Third Circuit Refuses To Apply Attorney-Client Privilege To Documents In Law Firm’s Possession
By: John A. Schwab
In an appeal arising out of the Eastern District of Pennsylvania, the Third Circuit affirmed the district court’s enforcement of grand jury subpoenas served upon outside counsel, rejecting claims that the subpoenas sought privileged material. In Re: Grand Jury, Nos. 12-1697, 12-2878 (3d Cir. Dec. 11, 2012). The subpoenas focused on a corporation and two individuals, described only as John Doe 1 and John Doe 2, all of whom were targets of the grand jury investigation. The subpoenas at issue were directed to two separate law firms and three attorneys, who were formerly employed by the corporation as in-house counsel.
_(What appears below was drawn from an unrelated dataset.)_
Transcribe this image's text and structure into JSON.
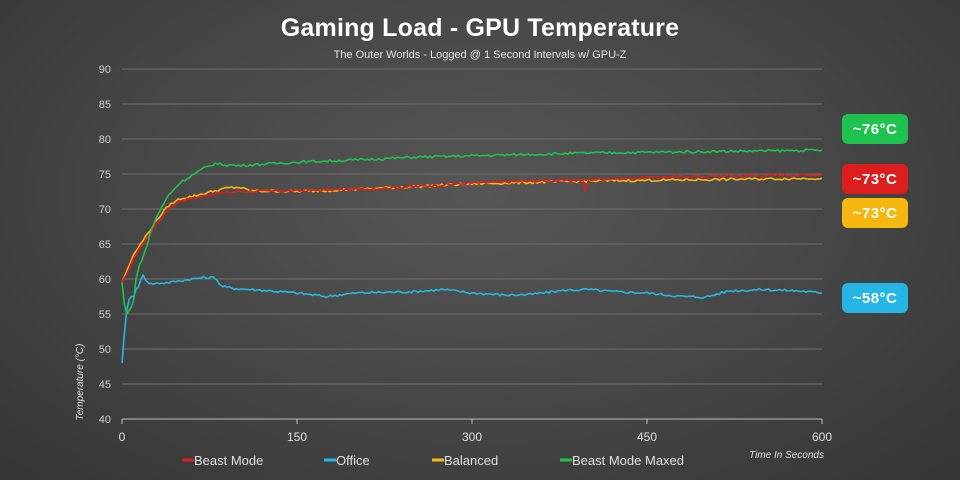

The decision to require production of otherwise privileged communications and work product was based the “crime-fraud” exception to the attorney-client and work product privilege. This exception, established by the U.S. Supreme Court opinion in United States v. Zolin, 491 U.S. 594, 562-563 (1989), limits the attorney-client privilege “where the desired advice refers not to prior wrong doing, but to future wrong doing.” The Third Circuit has extended the crime-fraud exception to the work product doctrine in In Re: Grand Jury Subpoenas, 604 F.2d 798, 802 (3d Cir. 1979). To overcome the attorney-client privilege and employ the crime-fraud exception, the government must make a prima facie showing that (1) the client was committing or intending to commit a fraud or crime, and (2) the attorney-client communications were in furtherance of that alleged crime or fraud. See In re: Grand Jury Subpoena, 223 F.3d 213, 217 (3d Cir. 2000).
The record of the proceedings below indicated that the district court reviewed the evidence submitted by the government ex parte and found a reasonable basis to suspect that ABC Corp. willfully evaded paying federal income taxes and engaged in an alleged conspiracy to defraud the government of federal income taxes. According to the government, the corporation allegedly acquired stock of closely held companies with large cash accounts, little tangible assets, and significant tax liabilities. It would then strip away significant amounts of the target company’s cash assets, transfer the stock of the target companies to two limited liability companies, and engage in transactions that fraudulently eliminated the target company’s tax liability. The government further alleged that, with the tax liability eliminated, John Doe 1 and John Doe 2 would then divert the target company’s cash assets to themselves and family members.
While ABC Corp. had evidence demonstrating otherwise, as well as favorable precedent from the U.S. Tax Court, the Third Circuit stated that it was bound to employ the facts of the alleged criminal scheme under investigation by the grand jury. In reviewing the record, the Third Circuit held that the district court correctly found that the government had satisfied its burden to overcome the attorney-client and work product privileges.
A complete copy of the opinion can be found here.
 The Third Circuit referred to the corporation as ABC Corp., a pseudonym, to protect the secrecy of the grand jury process as well as to preserve the corporation’s anonymity.